Tzvi Kahn on the Heist of Iran's Nuclear Archive
Original Article - Gary C. Gambill, Middle East Forum
Tzvi Kahn, a research fellow at the Foundation for the Defense of Democracies, spoke to participants in a June 29 Middle East Forum webinar about archival documents pertaining to Iran's nuclear program that were seized by Israel in January 2018 and their implications for the 2015 Iran nuclear deal, other non-proliferation agreements, and US policy towards Iran going forward.
The raid by Israel's Mossad intelligence agency on a warehouse in Iran's capital city of Tehran removed about 55,000 paper files and 183 CDs with another 55,000 files on them, all of which catalog Iran's efforts to develop a nuclear weapon. Israeli officials estimate that only 20 to 50% of the archive's total contents were seized.
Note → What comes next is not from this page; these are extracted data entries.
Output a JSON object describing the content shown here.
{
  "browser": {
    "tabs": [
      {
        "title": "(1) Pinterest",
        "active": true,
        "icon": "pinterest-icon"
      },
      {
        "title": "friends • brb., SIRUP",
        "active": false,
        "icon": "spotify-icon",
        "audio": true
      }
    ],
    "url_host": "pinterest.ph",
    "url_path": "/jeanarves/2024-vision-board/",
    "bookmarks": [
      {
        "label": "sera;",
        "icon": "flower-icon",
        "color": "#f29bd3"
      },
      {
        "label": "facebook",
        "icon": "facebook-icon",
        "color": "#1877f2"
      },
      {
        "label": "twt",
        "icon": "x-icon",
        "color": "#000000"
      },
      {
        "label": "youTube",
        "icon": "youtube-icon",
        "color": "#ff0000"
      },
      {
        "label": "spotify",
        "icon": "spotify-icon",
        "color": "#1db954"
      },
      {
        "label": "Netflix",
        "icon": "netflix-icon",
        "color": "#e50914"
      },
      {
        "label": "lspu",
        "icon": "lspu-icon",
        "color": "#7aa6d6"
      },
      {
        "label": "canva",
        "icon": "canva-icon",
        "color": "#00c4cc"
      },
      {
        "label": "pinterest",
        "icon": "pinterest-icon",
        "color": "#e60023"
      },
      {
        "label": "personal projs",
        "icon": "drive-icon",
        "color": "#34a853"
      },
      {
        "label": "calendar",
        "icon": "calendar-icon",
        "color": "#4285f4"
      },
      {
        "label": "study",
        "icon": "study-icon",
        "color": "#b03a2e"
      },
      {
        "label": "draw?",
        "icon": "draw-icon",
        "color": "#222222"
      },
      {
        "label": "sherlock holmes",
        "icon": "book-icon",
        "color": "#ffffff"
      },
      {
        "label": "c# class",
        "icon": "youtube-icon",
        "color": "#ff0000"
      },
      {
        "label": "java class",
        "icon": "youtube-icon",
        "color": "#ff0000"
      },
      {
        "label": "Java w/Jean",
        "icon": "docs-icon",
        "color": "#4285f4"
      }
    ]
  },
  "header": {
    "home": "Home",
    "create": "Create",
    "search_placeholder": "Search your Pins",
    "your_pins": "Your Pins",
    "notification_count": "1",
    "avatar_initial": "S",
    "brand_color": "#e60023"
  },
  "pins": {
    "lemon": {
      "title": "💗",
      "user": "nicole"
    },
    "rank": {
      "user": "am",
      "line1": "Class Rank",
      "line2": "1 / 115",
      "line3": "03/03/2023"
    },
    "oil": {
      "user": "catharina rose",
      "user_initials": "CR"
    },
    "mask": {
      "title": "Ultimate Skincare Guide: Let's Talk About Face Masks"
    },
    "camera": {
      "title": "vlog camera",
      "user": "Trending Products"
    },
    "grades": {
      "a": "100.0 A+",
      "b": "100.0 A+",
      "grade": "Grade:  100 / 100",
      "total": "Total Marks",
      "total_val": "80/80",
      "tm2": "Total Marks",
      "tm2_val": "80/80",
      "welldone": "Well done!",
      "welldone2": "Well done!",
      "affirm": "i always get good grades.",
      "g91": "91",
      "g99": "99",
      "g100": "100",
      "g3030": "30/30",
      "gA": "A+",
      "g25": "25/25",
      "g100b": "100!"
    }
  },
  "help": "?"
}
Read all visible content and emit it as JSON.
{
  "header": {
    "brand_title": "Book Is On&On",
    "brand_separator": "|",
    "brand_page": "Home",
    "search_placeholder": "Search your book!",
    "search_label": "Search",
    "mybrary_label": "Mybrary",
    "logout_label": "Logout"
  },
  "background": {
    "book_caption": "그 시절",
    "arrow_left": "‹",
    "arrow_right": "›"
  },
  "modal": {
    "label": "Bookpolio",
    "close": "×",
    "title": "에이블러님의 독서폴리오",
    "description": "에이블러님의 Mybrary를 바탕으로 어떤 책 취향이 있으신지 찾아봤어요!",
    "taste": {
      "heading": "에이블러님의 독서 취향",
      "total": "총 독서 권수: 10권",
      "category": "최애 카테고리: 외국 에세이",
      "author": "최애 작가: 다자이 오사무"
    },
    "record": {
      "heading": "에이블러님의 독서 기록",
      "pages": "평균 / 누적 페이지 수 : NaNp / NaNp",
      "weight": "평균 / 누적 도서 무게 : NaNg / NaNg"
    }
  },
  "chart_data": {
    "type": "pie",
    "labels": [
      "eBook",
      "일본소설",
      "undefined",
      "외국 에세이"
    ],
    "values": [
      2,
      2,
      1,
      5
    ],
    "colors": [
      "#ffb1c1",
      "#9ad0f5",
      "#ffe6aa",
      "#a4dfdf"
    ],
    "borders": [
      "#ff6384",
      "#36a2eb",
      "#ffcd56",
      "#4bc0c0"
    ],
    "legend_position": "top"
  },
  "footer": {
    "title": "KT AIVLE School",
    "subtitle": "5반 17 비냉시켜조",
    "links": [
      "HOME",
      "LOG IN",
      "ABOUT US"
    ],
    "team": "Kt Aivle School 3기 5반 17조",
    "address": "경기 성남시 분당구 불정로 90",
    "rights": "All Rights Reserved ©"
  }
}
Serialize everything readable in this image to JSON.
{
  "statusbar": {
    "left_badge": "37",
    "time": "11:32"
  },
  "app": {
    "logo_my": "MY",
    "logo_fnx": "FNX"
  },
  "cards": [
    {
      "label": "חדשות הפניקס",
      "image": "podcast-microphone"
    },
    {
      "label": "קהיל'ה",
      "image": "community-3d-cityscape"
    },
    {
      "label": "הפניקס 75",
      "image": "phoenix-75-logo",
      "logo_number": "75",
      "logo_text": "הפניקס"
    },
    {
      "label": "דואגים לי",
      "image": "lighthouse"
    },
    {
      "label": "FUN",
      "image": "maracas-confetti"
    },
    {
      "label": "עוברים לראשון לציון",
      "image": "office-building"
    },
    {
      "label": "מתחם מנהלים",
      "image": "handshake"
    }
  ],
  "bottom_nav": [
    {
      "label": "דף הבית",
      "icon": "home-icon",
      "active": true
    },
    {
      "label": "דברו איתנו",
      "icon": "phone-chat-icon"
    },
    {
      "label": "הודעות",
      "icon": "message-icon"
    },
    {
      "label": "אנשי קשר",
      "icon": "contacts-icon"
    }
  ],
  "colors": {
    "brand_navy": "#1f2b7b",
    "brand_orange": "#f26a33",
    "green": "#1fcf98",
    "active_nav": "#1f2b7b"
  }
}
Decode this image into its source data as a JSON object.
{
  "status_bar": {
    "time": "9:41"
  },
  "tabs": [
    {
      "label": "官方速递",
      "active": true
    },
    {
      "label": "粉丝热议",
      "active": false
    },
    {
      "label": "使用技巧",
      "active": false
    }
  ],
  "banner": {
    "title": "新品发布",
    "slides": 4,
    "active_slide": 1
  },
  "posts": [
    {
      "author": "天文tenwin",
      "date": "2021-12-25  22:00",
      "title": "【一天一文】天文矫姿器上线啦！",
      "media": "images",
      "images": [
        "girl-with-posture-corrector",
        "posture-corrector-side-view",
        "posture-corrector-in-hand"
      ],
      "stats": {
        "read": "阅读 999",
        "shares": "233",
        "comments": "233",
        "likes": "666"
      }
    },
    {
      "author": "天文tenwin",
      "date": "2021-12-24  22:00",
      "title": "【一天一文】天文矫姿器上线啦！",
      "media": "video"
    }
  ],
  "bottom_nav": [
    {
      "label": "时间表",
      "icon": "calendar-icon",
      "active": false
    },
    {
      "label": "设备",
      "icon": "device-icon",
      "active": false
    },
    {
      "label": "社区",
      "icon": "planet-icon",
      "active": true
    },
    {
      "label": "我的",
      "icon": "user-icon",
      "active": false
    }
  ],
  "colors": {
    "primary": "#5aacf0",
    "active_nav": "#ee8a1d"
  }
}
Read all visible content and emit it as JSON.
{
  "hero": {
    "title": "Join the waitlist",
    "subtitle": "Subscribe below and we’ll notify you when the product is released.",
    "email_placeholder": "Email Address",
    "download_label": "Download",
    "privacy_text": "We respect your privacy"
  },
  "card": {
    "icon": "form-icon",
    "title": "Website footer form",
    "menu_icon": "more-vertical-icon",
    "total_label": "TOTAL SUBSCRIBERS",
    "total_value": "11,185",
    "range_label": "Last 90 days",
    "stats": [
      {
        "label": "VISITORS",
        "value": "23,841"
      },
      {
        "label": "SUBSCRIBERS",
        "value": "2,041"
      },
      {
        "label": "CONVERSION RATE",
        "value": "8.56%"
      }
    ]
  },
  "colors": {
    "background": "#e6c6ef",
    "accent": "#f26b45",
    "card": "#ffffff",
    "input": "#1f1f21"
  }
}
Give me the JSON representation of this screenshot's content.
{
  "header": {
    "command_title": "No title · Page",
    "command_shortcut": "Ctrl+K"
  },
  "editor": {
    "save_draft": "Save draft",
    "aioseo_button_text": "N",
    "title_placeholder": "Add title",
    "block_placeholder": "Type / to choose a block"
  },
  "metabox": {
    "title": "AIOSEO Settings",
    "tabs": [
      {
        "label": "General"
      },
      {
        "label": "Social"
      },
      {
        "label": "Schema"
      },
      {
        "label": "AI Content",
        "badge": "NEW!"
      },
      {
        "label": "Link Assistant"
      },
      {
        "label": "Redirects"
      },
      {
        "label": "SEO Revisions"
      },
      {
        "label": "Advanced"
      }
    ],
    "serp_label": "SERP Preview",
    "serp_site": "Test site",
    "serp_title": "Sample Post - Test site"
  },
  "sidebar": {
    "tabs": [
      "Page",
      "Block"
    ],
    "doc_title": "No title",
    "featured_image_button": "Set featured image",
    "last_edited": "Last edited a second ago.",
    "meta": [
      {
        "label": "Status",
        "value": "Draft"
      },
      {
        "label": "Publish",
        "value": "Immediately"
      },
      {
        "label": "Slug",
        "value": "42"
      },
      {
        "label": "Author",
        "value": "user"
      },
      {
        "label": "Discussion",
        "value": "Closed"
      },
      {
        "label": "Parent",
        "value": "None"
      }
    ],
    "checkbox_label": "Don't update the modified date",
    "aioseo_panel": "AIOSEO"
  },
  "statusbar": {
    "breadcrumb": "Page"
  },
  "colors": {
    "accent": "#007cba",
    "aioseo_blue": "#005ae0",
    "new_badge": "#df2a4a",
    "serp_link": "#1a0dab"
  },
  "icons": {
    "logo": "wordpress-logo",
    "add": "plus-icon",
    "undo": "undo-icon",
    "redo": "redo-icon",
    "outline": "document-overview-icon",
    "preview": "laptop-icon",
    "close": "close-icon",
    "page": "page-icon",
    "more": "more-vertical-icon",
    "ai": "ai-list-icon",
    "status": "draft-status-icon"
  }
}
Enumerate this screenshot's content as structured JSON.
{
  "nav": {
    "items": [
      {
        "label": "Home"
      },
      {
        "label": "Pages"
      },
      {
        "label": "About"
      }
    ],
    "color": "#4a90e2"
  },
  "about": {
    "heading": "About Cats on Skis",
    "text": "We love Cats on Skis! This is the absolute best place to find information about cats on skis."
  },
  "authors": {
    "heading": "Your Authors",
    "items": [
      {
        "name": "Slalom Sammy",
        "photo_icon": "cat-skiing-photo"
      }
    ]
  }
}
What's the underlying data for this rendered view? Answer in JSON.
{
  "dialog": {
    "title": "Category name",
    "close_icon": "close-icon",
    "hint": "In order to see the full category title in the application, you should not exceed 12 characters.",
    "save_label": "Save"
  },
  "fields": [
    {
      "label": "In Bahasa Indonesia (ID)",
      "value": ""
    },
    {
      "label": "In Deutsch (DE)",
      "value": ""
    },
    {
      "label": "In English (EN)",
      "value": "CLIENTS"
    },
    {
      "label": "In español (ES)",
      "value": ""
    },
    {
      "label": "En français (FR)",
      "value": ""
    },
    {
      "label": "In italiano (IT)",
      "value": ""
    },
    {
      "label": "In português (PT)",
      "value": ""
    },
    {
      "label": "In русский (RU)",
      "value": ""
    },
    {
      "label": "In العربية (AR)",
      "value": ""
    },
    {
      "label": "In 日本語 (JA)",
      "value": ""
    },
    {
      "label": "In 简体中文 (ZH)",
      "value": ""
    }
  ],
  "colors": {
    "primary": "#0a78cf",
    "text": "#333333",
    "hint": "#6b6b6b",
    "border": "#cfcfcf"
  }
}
The archive "contained a wealth of new information that contradicts long standing assumptions about Iran's nuclear weapons program," said Kahn.
A December 2015 report by the International Atomic Energy Agency (IAEA) had assessed that Iran's efforts to develop a bomb "did not advance beyond feasibility and scientific studies and the acquisition of certain relevant technical competencies and capabilities." A 2007 US national intelligence estimate had judged with high confidence that Iran halted its nuclear weapons program in 2003, thereafter engaging only in ostensibly civilian nuclear activities.
The trove of captured documents from the archive "shows that the nuclear weapons program continued, albeit in a more circumscribed and diffused manner, past 2003" and identifies additional nuclear facilities, equipment, and activities previously unknown to the IAEA. These include
- The existence of a tunnel complex underneath the Parchin military complex, known as the Shahid Boroujerdi project, "likely intended for the fabrication of uranium based nuclear weapon components."
- The fact that Iran conducted more high explosive tests at Parchin than indicated in previous IAEA reports.
- Details about a plan, known as Project Midan, to construct an underground nuclear weapons test site.
- The fact that, as of 2003, Iran had already designed a nuclear weapon and developed plans to produce five warheads.
- Minutes of meetings in which Iranian officials discuss methods of concealing Iran's nuclear activities.
- "Deception folders" detailing Iran's misinformation to the IAEA, "ensuring their uniformity in each meeting with the agency."